Comparing models - MSE and \(R^2\)¶

[11]:

df_scores = pd.DataFrame({
    'MSE': [
        dt_results[2]['mse'],
        knn_results[2]['mse'],
        rf_results[2]['mse'],
        gb_results[2]['mse'],
        ada_results[2]['mse']

        ],
    'r2': [
        dt_results[2]['r2'],
        knn_results[2]['r2'],
        rf_results[2]['r2'],
        gb_results[2]['r2'],
        ada_results[2]['r2']
        ],
    'model name': [
        dt_results[2]['model name'],
        knn_results[2]['model name'],
        rf_results[2]['model name'],
        gb_results[2]['model name'],
        ada_results[2]['model name']
        ],
    'time': [
        dt_results[2]['time'],
        knn_results[2]['time'],
        rf_results[2]['time'],
        gb_results[2]['time'],
        ada_results[2]['time'],
        ],
    },
#     index=['linear', 'ridge', 'lasso', 'hubber']
)

# load ols results
df_scores_old = pd.read_csv('data/sk_scores.csv')
df_scores = pd.concat([df_scores, df_scores_old], axis=0)

# lets get the rmse
df_scores['rmse'] = np.sqrt(df_scores['MSE'])

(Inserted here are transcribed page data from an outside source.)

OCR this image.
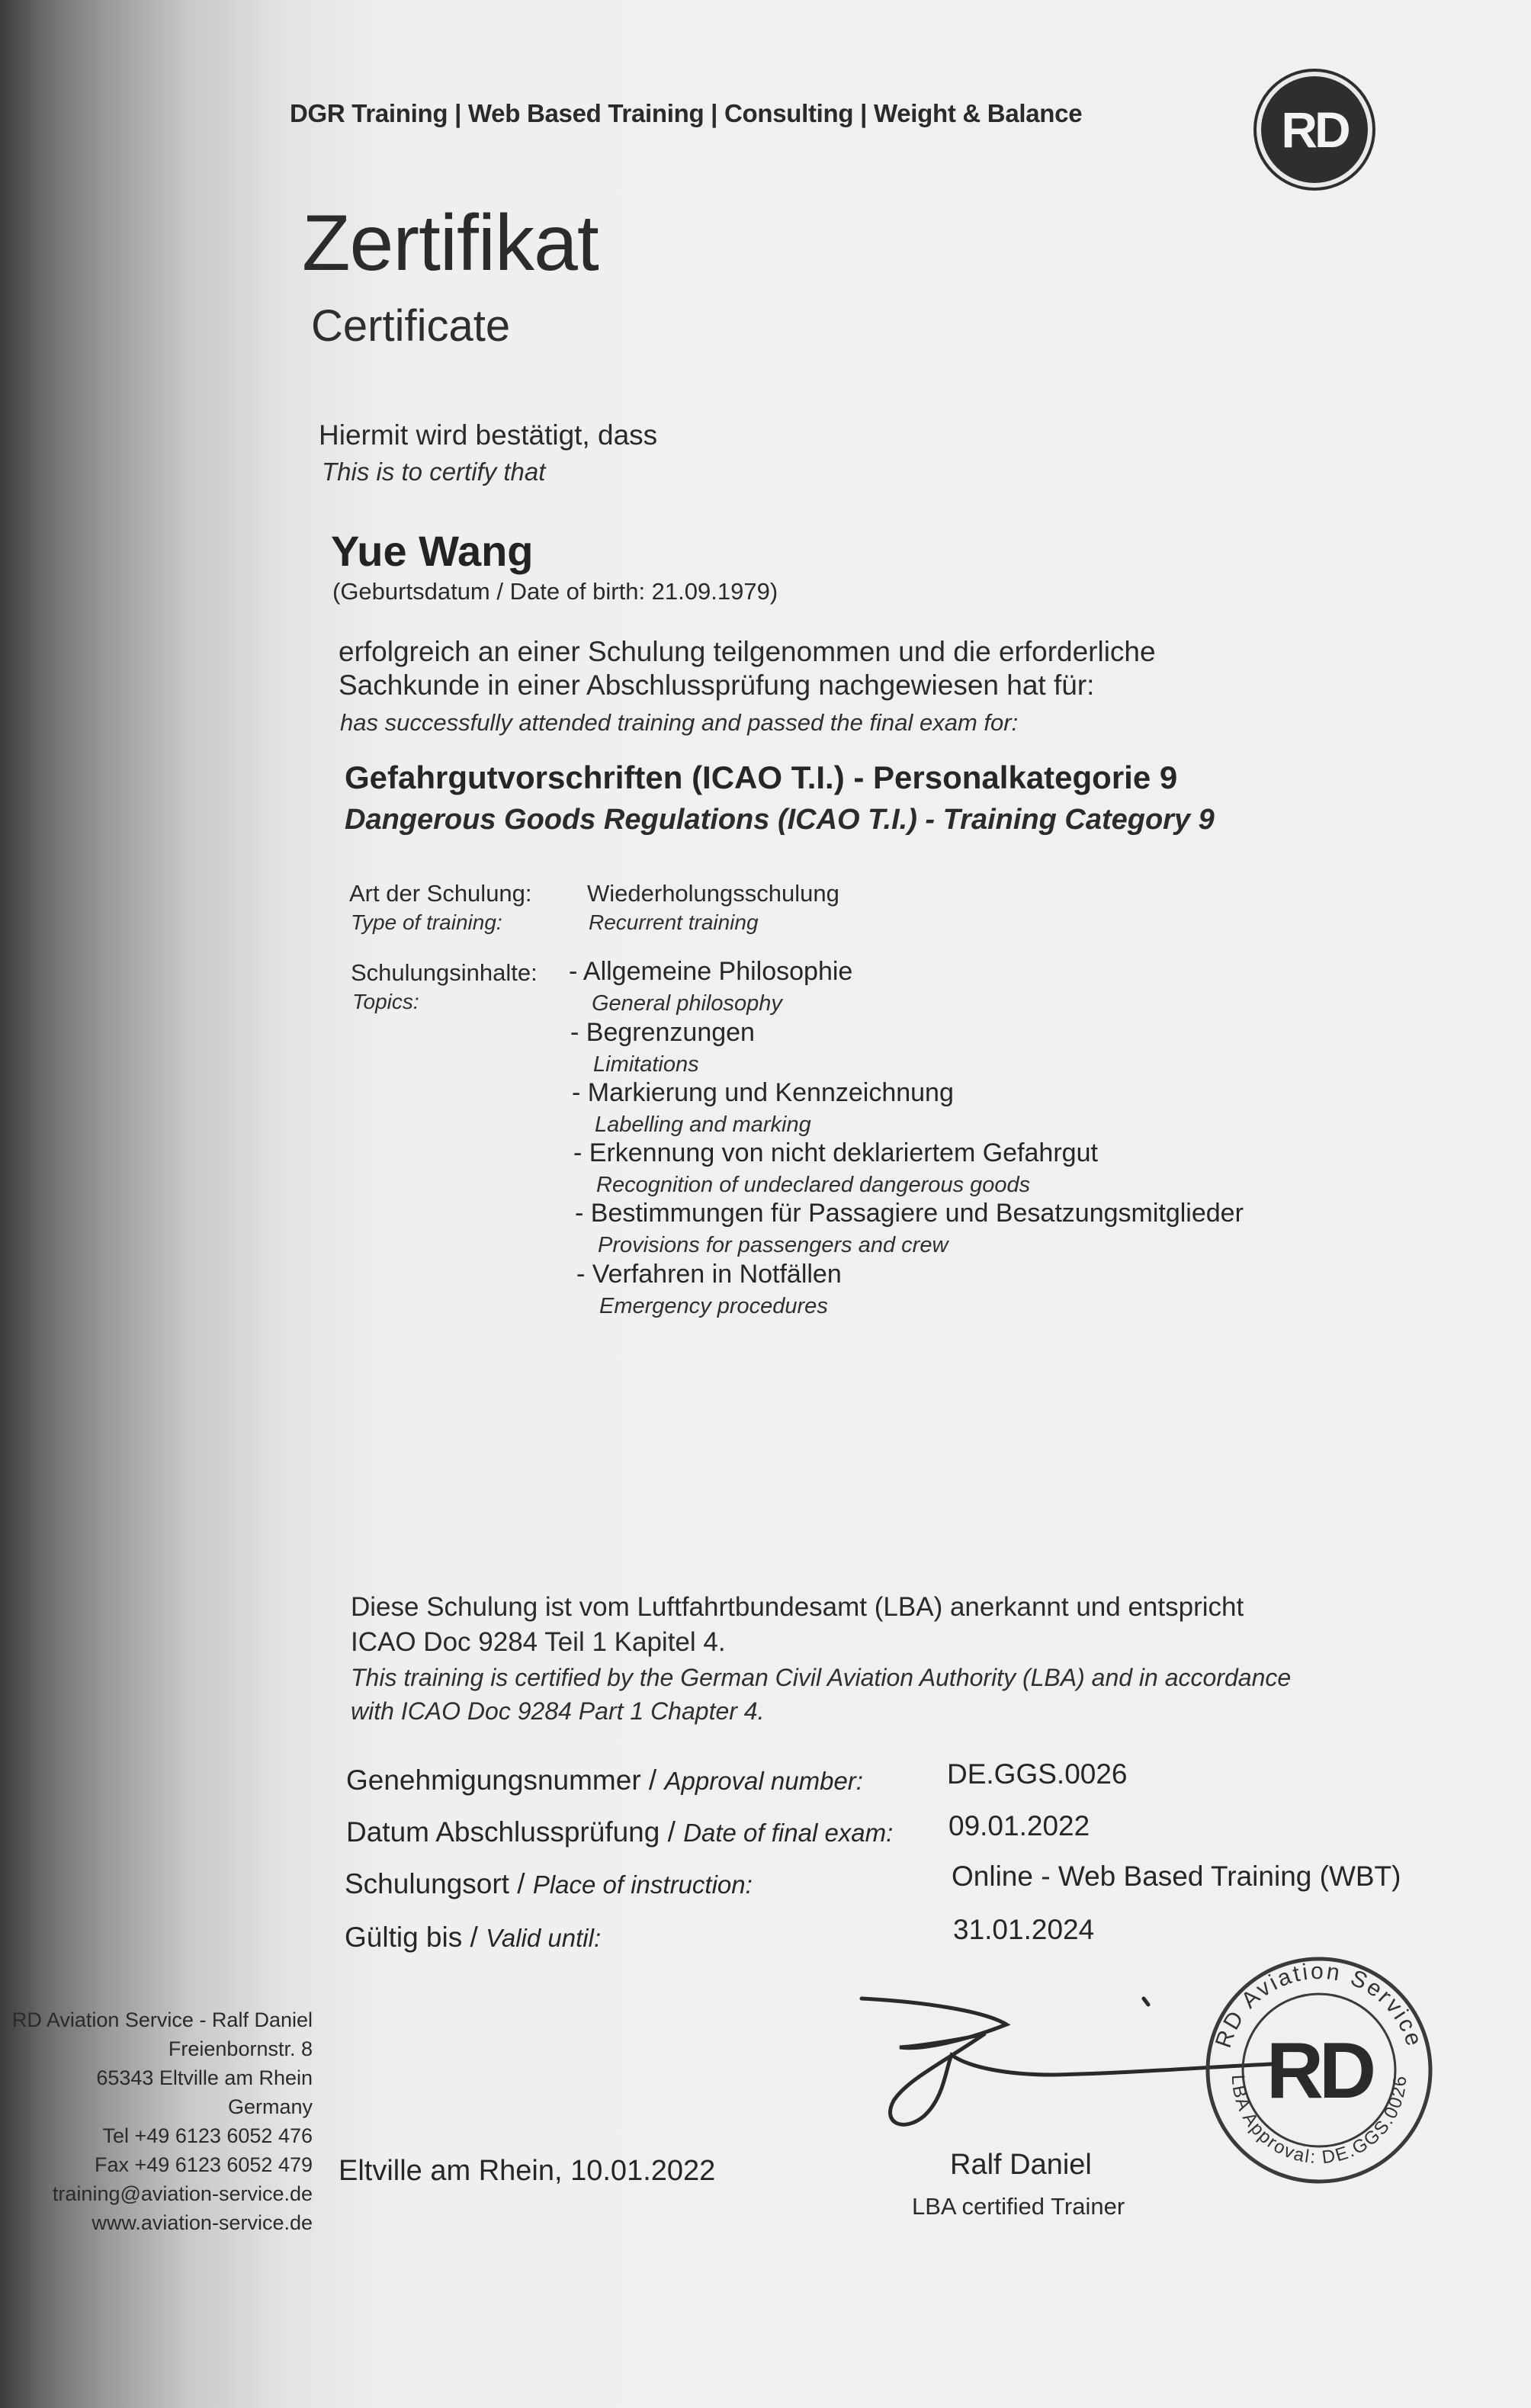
DGR Training | Web Based Training | Consulting | Weight & Balance	RD
Zertifikat
Certificate
Hiermit wird bestätigt, dass
This is to certify that
Yue Wang
(Geburtsdatum / Date of birth: 21.09.1979)
erfolgreich an einer Schulung teilgenommen und die erforderliche
Sachkunde in einer Abschlussprüfung nachgewiesen hat für:
has successfully attended training and passed the final exam for:
Gefahrgutvorschriften (ICAO T.I.) - Personalkategorie 9
Dangerous Goods Regulations (ICAO T.I.) - Training Category 9
Art der Schulung:
Type of training:
Wiederholungsschulung
Recurrent training
Schulungsinhalte:
Topics:
- Allgemeine Philosophie
General philosophy
- Begrenzungen
Limitations
- Markierung und Kennzeichnung
Labelling and marking
- Erkennung von nicht deklariertem Gefahrgut
Recognition of undeclared dangerous goods
- Bestimmungen für Passagiere und Besatzungsmitglieder
Provisions for passengers and crew
- Verfahren in Notfällen
Emergency procedures
Diese Schulung ist vom Luftfahrtbundesamt (LBA) anerkannt und entspricht
ICAO Doc 9284 Teil 1 Kapitel 4.
This training is certified by the German Civil Aviation Authority (LBA) and in accordance
with ICAO Doc 9284 Part 1 Chapter 4.
Genehmigungsnummer / Approval number:	DE.GGS.0026
Datum Abschlussprüfung / Date of final exam: 09.01.2022
Schulungsort / Place of instruction:	Online - Web Based Training (WBT)
Gültig bis / Valid until:	31.01.2024
RD Aviation Service - Ralf Daniel
Freienbornstr. 8
65343 Eltville am Rhein
Germany
Tel +49 6123 6052 476
Fax +49 6123 6052 479
training@aviation-service.de
www.aviation-service.de
Eltville am Rhein, 10.01.2022	Ralf Daniel
LBA certified Trainer
RD Aviation Service
LBA Approval: DE.GGS.0026
RD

# now lets measure the impact of processing time over RMSE
df_scores = df_scores.sort_values(by='rmse', ascending=False)
df_scores['dif_rmse'] = df_scores['rmse'].diff()
df_scores['dif_time'] = df_scores['time'].diff()
df_scores.to_csv('data/full_scores.csv', index=False)
df_scores.set_index('model name').round(3)

[11]:

	MSE	r2	time	rmse	dif_rmse	dif_time
model name
Lasso Regression	2636548.565	0.960	0.487	1623.745	NaN	NaN
ols	2175057.358	0.969	0.792	1474.808	-148.938	0.305
Ridge Regression	2123265.316	0.971	4.063	1457.143	-17.665	3.271
HUbber Regression	2123061.444	0.971	63.894	1457.073	-0.070	59.831
Linear Regression	2122211.274	0.971	14.993	1456.781	-0.292	-48.901
Gradient Boost	587570.524	0.988	3.617	766.531	-690.250	-11.376
knn	84686.639	0.998	1.337	291.010	-475.522	-2.279
AdaBoost	78647.131	0.999	1.189	280.441	-10.569	-0.148
RF	77984.792	0.999	15.136	279.258	-1.183	13.947
Decision tree	77889.082	0.999	17.938	279.086	-0.171	2.803

Conclusions¶

Considering the computation time and the error measured on the test set, we can conclude that:

OLS is not a good choice here unless we add the non-linear contributions of each feature to the explain the outcome.
Given that all sklearn linear models have almost the same scores, Ridge Regression would be chosen due to the time it needs to be trained while automatically adjusting the weights of each feature, so we don’t need to manually select them
among the ML models, its important to note that the KNN model took 10x less time to produce a model almost as good as the alternatives.
ML have 5x improved performance (RMSE) over Linear Models because it doesn’t rely on the linear correlations between predictors and the outcome. The linear models could have better performance if we added the contributions of interdependent terms or non-linear transformations of them.